A decisão de realizar este julgamento em Vila do Conde foi tomada na terça-feira pelo juiz conselheiro Nuno Gonçalves, e noticiada hoje pelo Correio da Manhã, vai em sentido contrário do defendido pelo Ministério Público (MP) e três dos arguidos neste processo do universo Espírito Santo -- Amílcar Morais Pires, Isabel Almeida e o Banco Espírito Santo (BES) em liquidação -, que entendiam que o julgamento devia decorrer em Lisboa.
Em conflito estavam os tribunais criminais de Lisboa e Porto, com ambos a recusarem qualquer competência territorial para julgar o caso, uma vez que não era possível apurar em que local havia sido cometido o crime mais grave em julgamento no processo, no caso o crime de burla qualificada com uma moldura penal entre os dois e oito anos de prisão.
O tribunal de instrução criminal de Lisboa considerou que o crime foi cometido por "múltiplos atos plurilocalizados", pelo que adotou o entendimento de que, cumprindo a decisão instrutória de enviar o processo para julgamento, o caso deveria ser remetido ao tribunal criminal do Porto, uma vez que foi no MP dessa área territorial que em dezembro de 2014 foi entregue uma queixa que deu origem à abertura do inquérito com o número de processo que viria a ser fixado para o caso.
No entanto, o tribunal criminal do Porto entendeu que tinha primazia uma queixa apresentada em setembro de 2014 por outra queixosa na Procuradoria-Geral da República (PGR), por ser anterior, ainda que não tenha dado origem à abertura de inquérito pelo MP, considerando ser o tribunal criminal de Lisboa o tribunal competente.

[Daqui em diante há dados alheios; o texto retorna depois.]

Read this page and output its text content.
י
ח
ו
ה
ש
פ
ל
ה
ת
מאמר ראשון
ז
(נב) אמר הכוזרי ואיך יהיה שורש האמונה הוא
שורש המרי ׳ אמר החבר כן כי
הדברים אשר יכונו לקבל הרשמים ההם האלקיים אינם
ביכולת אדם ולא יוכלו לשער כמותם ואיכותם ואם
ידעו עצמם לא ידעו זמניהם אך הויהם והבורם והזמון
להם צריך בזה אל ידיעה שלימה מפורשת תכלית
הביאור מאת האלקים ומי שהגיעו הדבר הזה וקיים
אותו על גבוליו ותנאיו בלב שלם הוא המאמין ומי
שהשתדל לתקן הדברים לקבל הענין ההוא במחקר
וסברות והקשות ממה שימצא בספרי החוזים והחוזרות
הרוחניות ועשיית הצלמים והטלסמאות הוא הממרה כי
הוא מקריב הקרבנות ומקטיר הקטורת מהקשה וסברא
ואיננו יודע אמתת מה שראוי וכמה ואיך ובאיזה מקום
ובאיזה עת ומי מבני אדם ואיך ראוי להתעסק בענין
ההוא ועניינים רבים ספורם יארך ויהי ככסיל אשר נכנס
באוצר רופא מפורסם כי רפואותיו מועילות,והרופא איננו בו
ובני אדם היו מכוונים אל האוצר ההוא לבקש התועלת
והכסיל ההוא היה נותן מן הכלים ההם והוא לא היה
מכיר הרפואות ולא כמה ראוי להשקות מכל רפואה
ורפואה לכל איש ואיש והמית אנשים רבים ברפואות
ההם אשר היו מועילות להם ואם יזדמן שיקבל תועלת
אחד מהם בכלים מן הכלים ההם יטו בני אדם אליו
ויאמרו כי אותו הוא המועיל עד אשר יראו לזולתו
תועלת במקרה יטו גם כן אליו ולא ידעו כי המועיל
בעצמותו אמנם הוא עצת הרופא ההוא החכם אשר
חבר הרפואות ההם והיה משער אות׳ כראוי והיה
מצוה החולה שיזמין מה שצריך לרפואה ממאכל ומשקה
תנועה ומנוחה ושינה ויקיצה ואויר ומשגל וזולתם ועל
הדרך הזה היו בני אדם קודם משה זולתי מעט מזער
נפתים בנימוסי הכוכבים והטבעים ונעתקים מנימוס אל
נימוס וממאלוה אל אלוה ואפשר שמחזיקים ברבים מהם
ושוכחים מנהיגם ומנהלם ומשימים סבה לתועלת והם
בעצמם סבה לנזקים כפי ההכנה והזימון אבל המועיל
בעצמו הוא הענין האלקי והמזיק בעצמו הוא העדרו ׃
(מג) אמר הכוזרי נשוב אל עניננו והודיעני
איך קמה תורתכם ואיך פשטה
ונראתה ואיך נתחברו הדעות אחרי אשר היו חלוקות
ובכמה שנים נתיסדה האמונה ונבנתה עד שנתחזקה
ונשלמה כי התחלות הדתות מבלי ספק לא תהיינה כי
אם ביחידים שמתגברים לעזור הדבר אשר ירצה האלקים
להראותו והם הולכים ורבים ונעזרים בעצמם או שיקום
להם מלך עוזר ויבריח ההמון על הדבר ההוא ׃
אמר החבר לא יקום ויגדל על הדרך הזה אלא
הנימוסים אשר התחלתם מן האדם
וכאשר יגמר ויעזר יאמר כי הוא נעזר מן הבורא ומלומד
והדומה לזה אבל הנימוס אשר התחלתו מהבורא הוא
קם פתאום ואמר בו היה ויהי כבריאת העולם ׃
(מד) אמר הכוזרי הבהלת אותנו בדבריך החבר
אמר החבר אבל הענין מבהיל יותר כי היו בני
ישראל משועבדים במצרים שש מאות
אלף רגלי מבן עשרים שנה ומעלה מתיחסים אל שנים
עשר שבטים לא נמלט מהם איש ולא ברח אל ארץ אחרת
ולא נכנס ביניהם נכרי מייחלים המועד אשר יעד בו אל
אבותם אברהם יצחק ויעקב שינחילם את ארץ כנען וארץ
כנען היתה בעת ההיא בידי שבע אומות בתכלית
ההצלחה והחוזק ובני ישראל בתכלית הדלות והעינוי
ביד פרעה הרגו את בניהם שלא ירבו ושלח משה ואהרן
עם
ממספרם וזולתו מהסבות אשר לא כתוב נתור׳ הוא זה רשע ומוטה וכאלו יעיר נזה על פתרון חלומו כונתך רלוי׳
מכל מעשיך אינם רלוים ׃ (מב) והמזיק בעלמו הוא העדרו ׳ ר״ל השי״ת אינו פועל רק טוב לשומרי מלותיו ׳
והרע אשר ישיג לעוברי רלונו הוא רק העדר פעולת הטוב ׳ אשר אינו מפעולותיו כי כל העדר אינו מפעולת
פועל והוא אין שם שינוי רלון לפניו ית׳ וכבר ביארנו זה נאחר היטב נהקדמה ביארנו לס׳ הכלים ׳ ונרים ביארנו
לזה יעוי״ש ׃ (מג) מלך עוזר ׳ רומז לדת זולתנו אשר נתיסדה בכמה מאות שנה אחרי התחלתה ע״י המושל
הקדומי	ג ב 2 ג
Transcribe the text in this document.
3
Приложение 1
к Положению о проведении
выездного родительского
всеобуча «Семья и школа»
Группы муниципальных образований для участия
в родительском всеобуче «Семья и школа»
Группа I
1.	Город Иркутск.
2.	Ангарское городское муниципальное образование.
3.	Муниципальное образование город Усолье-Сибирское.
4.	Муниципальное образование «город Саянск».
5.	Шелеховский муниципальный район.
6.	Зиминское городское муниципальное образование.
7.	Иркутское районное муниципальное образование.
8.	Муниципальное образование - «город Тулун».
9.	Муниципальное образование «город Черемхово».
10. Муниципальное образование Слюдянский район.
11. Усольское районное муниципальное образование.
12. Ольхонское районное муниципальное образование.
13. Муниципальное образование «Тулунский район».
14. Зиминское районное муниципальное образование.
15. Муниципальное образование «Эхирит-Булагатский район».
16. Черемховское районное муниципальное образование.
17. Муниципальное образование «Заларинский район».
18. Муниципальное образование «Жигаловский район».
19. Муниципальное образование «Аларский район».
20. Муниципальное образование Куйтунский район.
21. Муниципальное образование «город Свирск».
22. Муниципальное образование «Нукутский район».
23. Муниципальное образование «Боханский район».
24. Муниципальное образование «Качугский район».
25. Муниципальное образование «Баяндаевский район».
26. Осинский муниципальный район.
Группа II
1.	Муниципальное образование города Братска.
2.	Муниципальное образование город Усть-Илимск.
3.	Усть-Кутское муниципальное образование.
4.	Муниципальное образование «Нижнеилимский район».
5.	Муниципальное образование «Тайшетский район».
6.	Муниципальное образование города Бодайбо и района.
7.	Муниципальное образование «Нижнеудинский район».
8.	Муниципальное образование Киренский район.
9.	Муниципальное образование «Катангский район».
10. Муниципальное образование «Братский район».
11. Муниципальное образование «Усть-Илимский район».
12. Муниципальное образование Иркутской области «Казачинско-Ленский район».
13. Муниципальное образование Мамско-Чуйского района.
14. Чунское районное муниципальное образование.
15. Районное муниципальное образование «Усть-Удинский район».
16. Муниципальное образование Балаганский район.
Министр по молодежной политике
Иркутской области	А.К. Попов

No entanto, o despacho do tribunal do Porto não deixou de assinalar que se a lei determinasse a competência territorial em função do local onde primeiro foi instaurado o inquérito, o tribunal competente deveria ser o de Vila do Conde, uma vez que o primeiro inquérito sobre os factos em julgamento foi aberto em Matosinhos na sequência de uma queixa de outubro de 2014.
"(...) conclui-se que a competência para a fase de julgamento neste processo cabe ao juízo central criminal de Vila do Conde, por ter sido na sua circunscrição que a notícia do crime de burla qualificada primeiramente originou a abertura do processo criminal", lê-se no despacho do conselheiro Nuno Gonçalves, a que a Lusa teve acesso.
Em outubro de 2024 o Tribunal Central de Instrução Criminal de Lisboa decidiu enviar para julgamento o ex-banqueiro Ricardo Salgado, os ex-administradores Morais Pires e Rui Silveira e a antiga diretora financeira Isabel Almeida no processo de aumento de capital do BES.
A decisão confirmou a acusação do MP, proferida em julho de 2022, que imputou a todos os arguidos um crime de manipulação de mercado e um crime de burla qualificada, ambos em coautoria. Foi também acusado o BES de um crime de burla qualificada.
No lote de arguidos estava ainda incluído o ex-administrador José Manuel Espírito Santo, mas a sua morte em fevereiro de 2023 ditou a extinção do procedimento criminal.
Em causa neste processo está o aumento de capital do BES, que se concretizou entre maio e junho de 2014, escassas semanas antes do colapso do banco. Para o MP, os crimes terão resultado em vantagens de mais de mil milhões de euros (1.044.571.587,80 Euro).
Segundo a acusação do MP, os arguidos Ricardo Salgado, Morais Pires, José Manuel Espírito Santo, Rui Silveira e Isabel Almeida deturparam e omitiram informação no prospeto de aumento de capital do BES, em 2014.
De acordo com o despacho de acusação relativo ao processo de oferta pública de subscrição de ações do banco, do Departamento Central de Investigação e Ação Penal (DCIAP), "os arguidos atuaram cientes de que, com o seu comportamento, atentaram contra os interesses patrimoniais dos subscritores das novas ações do banco", sob o objetivo de "criar um cenário destacado da realidade".
Alguns destes arguidos já estão atualmente em julgamento noutros processos, como Amílcar Morais Pires no processo principal da queda do BES e do caso BES Angola (BESA), e de Ricardo Salgado, que além destes dois processos está ainda em julgamento na Operação Marquês.